Labor & Delivery


There were a few reasons why we chose an induction day. (1) We specifically chose a day that my doctor would be on call at the hospital. My doctor knew our birth plan and what we wanted. (2) My doctor was nervous that if my water broke at home, Harper’s umbilical cord could slip out before her in the 40 minutes it would take to get to the hospital. (3) We wanted to monitor Harper’s heart rate closely during contractions.

We arrived at the hospital at 5:00am on February 15, 2018 (I was 39 weeks and 6 days pregnant). And believe me, I begged my doctor to let me come after the sun came up so I could sleep in 🙂 After getting checked in and getting comfy in the hospital bed, they started the induction process by giving me some medicine so my body could start contracting. Over the next few hours, my lower back started to get uncomfortable but never really painful. Please note, during this time my wonderful, amazing husband thought it was the perfect time for him to go get a haircut across the street and a bite of lunch. By lunchtime, I didn’t progress a whole lot so my doctor wanted me up walking and moving around. Around 4:00pm I still wasn’t progressing like I was supposed to so they gave me a higher dosage of medicine. At this point, I still had moderate pain in my lower back and I could start to feel my belly contracting, but I could easily walk and talk through it. After hours of sitting, walking, talking, and laughing it was time to get serious. My doctor came into the room around 8:00pm and said it was time to break my water. We both agreed that I could get an epidural beforehand just in case we needed to do a c-section. She broke my water around 8:30pm. For the next 20 minutes, Harper’s heart rate would drop every time I would have a contraction. Around 9:00pm my doctor decided it was best to call a c-section. She was nervous that if Harper’s heart rate dropped again, it may not come back up. Within 5 minutes the OR team was in my room rolling me out. I did have enough time to hand a nurse my camera and to give Dillon a kiss. Over the next 20 minutes, it was a complete whirlwind. When you have a c-section it is like getting a tooth pulled; you don’t feel the pain, but you do feel all of the tugging and pulling. Luckily, I had a good team of doctors and nurses that kept telling jokes and being funny to keep my mind busy from what was really going on.

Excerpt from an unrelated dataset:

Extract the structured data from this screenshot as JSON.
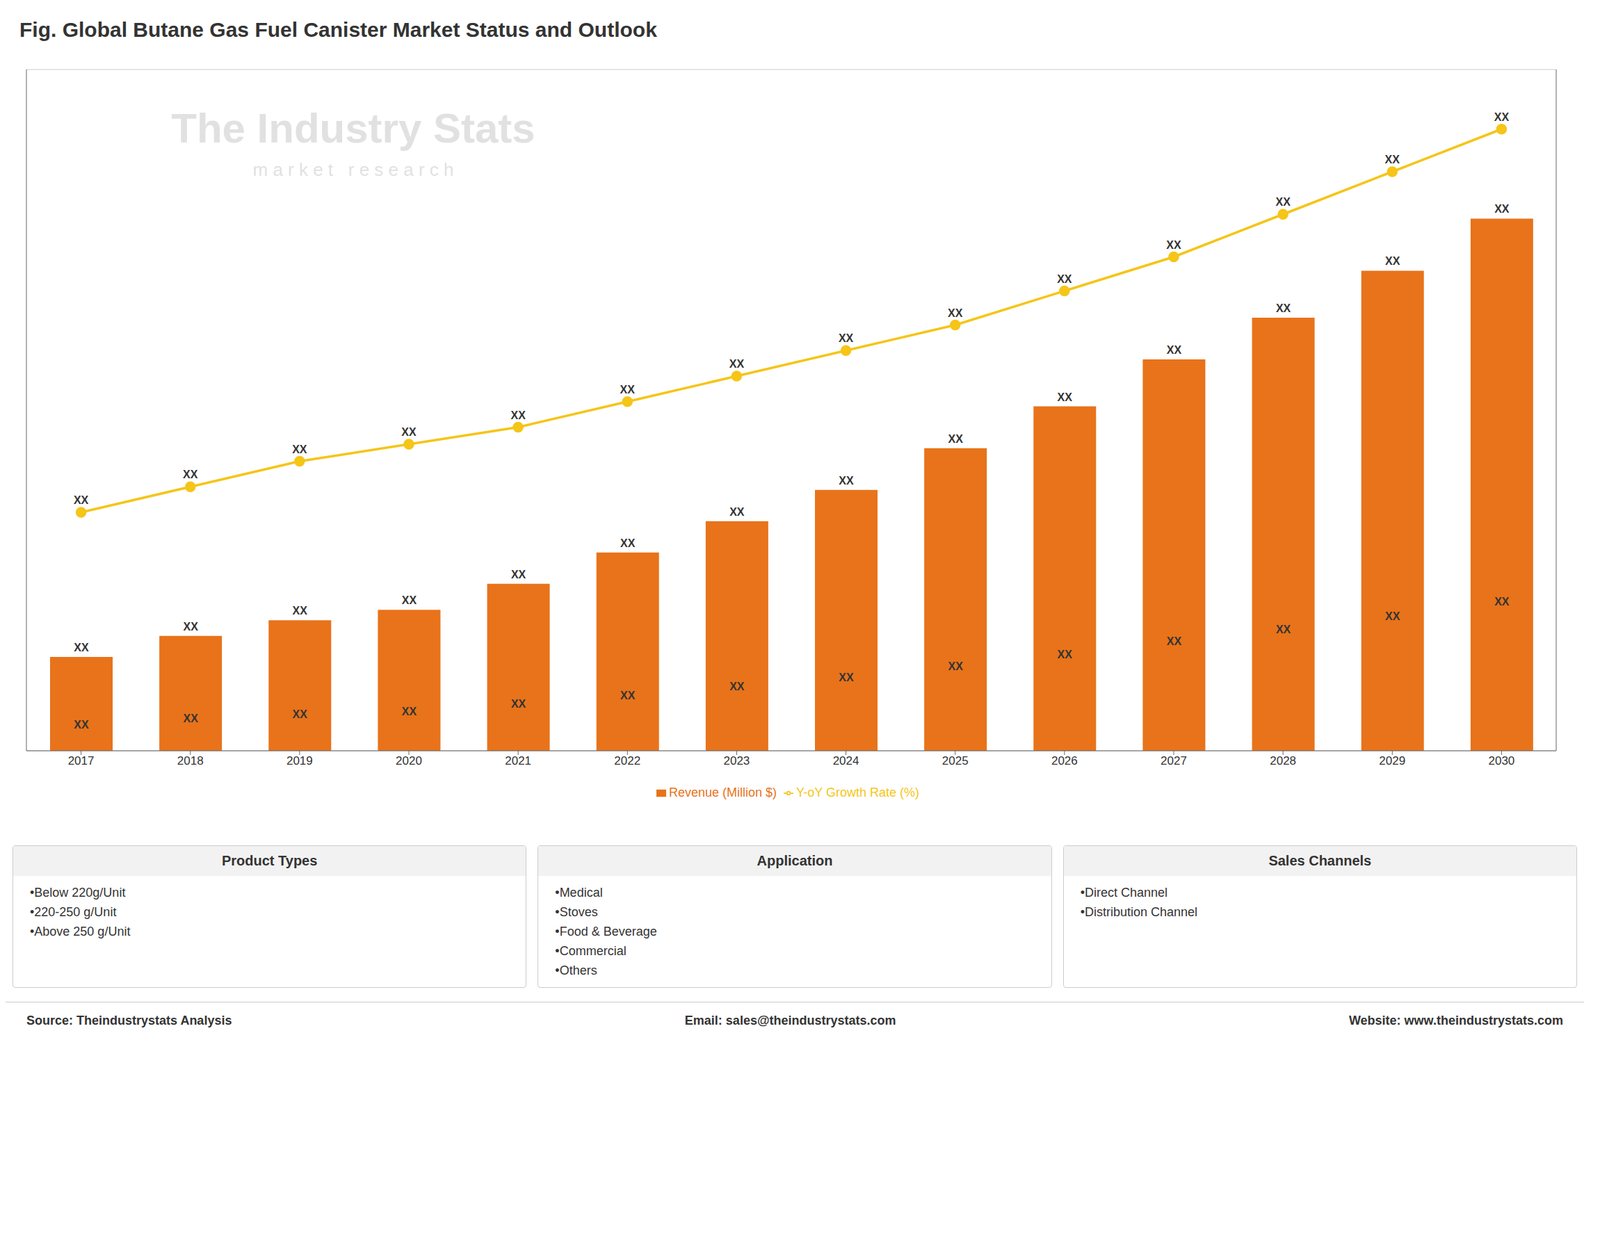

Harper Abigale Johnston was born at 9:19pm, weighing 4lbs 11oz and was 17inches long. She had to be given oxygen immediately because she couldn’t breathe on her own. After they were able to get her stabilized, a nurse brought her over to me for a few minutes and then she was taken straight to the NICU.

Harper was born with a TE fistula (her esophagus and trachea were connected together, so anytime she would swallow her saliva, she would aspirate), 3 VSDS & 1 ASD (holes in the heart), cysts in her brain, her left kidney wasn’t fully developed, clenched hands, and a mild case of rocker bottom feet. We did not do any type of genetic testing to confirm Trisomy 18 because her markers relate to the genetic disorder.


Harper had her fistula repaired at 4 days old. She remained in the NICU for three weeks. She went home on March 9th, 2018.


Side Note: I recovered well from my c-section.